Aug. 3 (Bloomberg) -- Federal Communications Commission Chairman Kevin Martin may fall short of his goal of spurring a historic shakeup of the mobile-phone market when the U.S. sells airwaves worth as much as $15 billion next year.
The FCC adopted rules this week that will let consumers use any kind of phone or wireless-enabled laptop on some airwaves, not just the devices approved by their phone company. People may be able to take an iPhone for example, which now runs only on AT&T Inc.'s network, and use it on this new spectrum regardless of who wins the bidding.
Martin heralded the new choices for consumers and said the nationwide network built by the winning bidder may offer speedy wireless Internet service anyone could use, an alternative to landline-based service. If a newer carrier won, it would threaten AT&T and Verizon Wireless.
That vision probably won't come to fruition, analysts including Stifel Nicolaus & Co.'s Blair Levin said.
``The biggest question mark is: will this auction produce any new entrants into either the wireless market or the broadband market?'' said Levin. He helped write rules for airwaves auctions in the mid-1990s as chief of staff to former FCC Chairman Reed Hundt. ``I don't think it will.''
Martin scrapped a proposal by Google Inc. that would have gone further. Google not only wanted any phone to run on the network, it wanted competing carriers to get to use the spectrum at a discounted rate. Today, customers have to subscribe to AT&T to use its network unless the company voluntarily resells space to other carriers.
Google Fight
Google, which pledged to offer at least $4.6 billion if the FCC adopted its proposals, now says it hasn't decided whether to bid. If Google participates, it probably won't win the biggest spectrum block, Levin said. Cable companies may be unable to outbid the big phone carriers, and there is ``no momentum'' on Wall Street to back most startups, he said.

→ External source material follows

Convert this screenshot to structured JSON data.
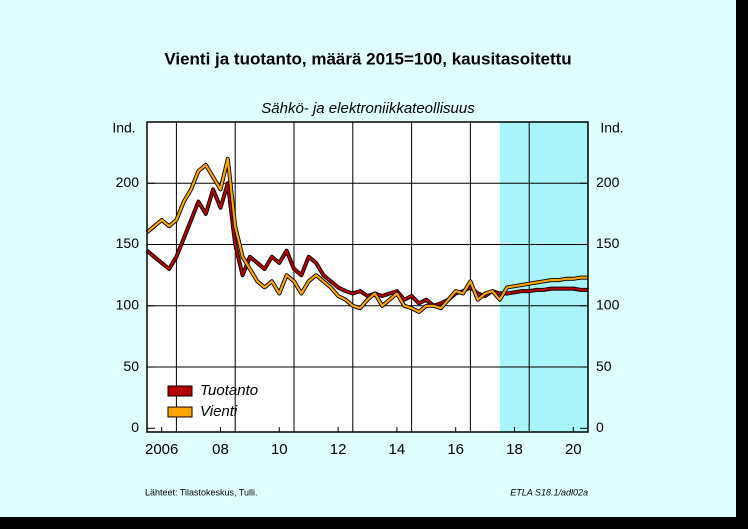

That eliminates most threats to AT&T and Verizon, the largest U.S. wireless carriers, which want the spectrum to offer more of their own mobile Web content at faster speeds.
Telephone carriers, small wireless providers and Internet companies are clamoring for these airwaves because they occupy an ideal frequency for mobile Internet service. They carry signals over long distances and pass through walls.
The FCC must auction the airwaves by the end of January, giving the winners time to prepare before the spectrum is freed up when television broadcasters convert to digital signals in February 2009. This may be the last auction of its kind because no other airwaves of that quality are expected to be vacated in the foreseeable future.